For Photo Friday, I was unable to get these guys out of the frame for a scanning, so you're going to have to look upon my own early morning mug in order to get a gander at these 1910's/20's portraits I picked up at an estate sale in Madison about two years ago. CAUTION: THEY ARE SPOOKY SCARY (you've been warned!).
What would possess me to buy something that looks like set dressing from one of the Silent Hill video games? The price was right, and I wanted it!. What else? I was at the sale on the first day, just a regular ranch house out near Rivergate, and one wood panelled den on the second floor of a two-floor layout had an entire wall checked in similar, 1890's-1930's portraits. I've seen plenty of sales where there were one or two, curved glass, hand tinted, ancient formal photographs, but there had to be at least eight at this sale. Very wealthy family? Only one relative to pass them down to? Couldn't tell you. I saw this and another one, was instantly drawn to them, and balked at the sixty dollar price tag on each. Sighing the sigh of the downhearted estate saler, I gave up. Foiled! By penury! I didn't have any dingdang sixty dollars to lay down on something that would probably haunt my nightmares...even if I did want it. Badly.
Cue the second day and half off discounts...somehow, I managed to talk the woman running the sale into giving it to me for twenty dollars. Which, again, no sane person would probably pay, but you're dealing with a collector-of-weird-things, so that kind of goes without saying.
LOOK. AT. THE EYE DETAIL.
As I was buying the first, the sales people pointed out that there was another portrait with a little girl in it. Curious, they brought the one picture below in from another part of the sale, which was also on the chopping block for twenty dollars. Did I buy? Of course I bought. It was the other one I was interested in from the first day! All the cousins and aunts and grandparents that had walked out the door in their ornate, pre WWI frames were gone by this point in the sale, and this picture had been taken off the wall and moved to another room. Probably because it creeped someone out. But it was mine, all mine!

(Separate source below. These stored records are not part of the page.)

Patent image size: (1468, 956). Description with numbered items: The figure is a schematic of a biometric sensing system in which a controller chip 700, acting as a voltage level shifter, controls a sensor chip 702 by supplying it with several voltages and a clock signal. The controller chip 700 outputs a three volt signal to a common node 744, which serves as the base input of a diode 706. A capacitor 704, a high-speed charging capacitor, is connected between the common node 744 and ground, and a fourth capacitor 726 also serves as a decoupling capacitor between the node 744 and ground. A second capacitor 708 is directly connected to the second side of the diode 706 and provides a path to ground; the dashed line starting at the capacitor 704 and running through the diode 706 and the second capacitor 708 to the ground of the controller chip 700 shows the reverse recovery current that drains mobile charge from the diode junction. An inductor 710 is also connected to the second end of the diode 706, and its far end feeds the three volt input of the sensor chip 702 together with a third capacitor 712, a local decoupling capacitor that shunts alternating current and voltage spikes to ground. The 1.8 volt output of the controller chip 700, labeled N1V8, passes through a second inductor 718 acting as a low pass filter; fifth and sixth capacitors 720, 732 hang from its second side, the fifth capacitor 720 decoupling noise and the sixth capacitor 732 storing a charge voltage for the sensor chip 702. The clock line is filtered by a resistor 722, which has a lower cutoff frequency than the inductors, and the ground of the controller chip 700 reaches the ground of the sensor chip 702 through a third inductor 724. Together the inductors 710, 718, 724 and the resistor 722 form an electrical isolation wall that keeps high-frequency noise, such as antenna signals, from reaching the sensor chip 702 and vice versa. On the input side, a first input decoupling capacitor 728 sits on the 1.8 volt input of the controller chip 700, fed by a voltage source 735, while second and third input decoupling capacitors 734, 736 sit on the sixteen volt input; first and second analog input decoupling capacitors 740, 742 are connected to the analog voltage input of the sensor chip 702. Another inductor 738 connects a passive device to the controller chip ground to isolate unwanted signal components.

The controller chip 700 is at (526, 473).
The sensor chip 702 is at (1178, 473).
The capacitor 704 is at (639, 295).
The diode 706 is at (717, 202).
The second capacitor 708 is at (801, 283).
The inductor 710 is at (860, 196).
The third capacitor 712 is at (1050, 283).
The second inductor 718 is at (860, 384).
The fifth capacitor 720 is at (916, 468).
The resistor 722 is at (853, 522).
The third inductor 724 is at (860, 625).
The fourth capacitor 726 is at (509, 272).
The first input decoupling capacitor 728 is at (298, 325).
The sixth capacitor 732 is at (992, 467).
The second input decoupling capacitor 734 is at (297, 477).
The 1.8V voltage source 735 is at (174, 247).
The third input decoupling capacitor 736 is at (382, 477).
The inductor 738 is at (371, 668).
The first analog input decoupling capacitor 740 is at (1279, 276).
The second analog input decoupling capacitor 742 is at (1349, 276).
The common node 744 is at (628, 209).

What's interesting to me (besides, again, the unsettling nature of the subjects' staring eyes), is how the background, a hundred years ago, would not be nearly as terror-inducing as it is now. Aging and exposure to light has no doubt changed the vibrant red and pink colors of the respective backgrounds into the shadowed, scary ones we see now. I bet in 1920, these guys didn't look nearly as...ok, no, they probably still looked a little scary. HOW 3-D DOES THIS PROCESS SEEM TO YOU? When I took pictures to close up the image, I took two or three, and in each one, the people's expressions looked a little different. Am I being overly dramatic? You judge?
Angle one:
Angle Two (same picture):
I also like that the little girl is almost definitely the same pale haired little Bad Seed from the first picture.
These are hanging in the photography display in the Green room (which you saw a little of in last week's Photo Friday), and it's always fun to have someone sit on the couch, which is in a tiny alcove, and look left-- the portraits aren't immediately obvious when you walk in the room, and have given more than one visitor a quick case of the heebie jeebies by seemingly "appearing" on the wall.
Am I wrong to love a spooky portrait? Then I don't wanna be right! Do you have any creepy old ephemera or photographs in your house that you almost have to turn to the wall to sleep in the same house with? What is it about this stuff that appeals to you and me, if it does?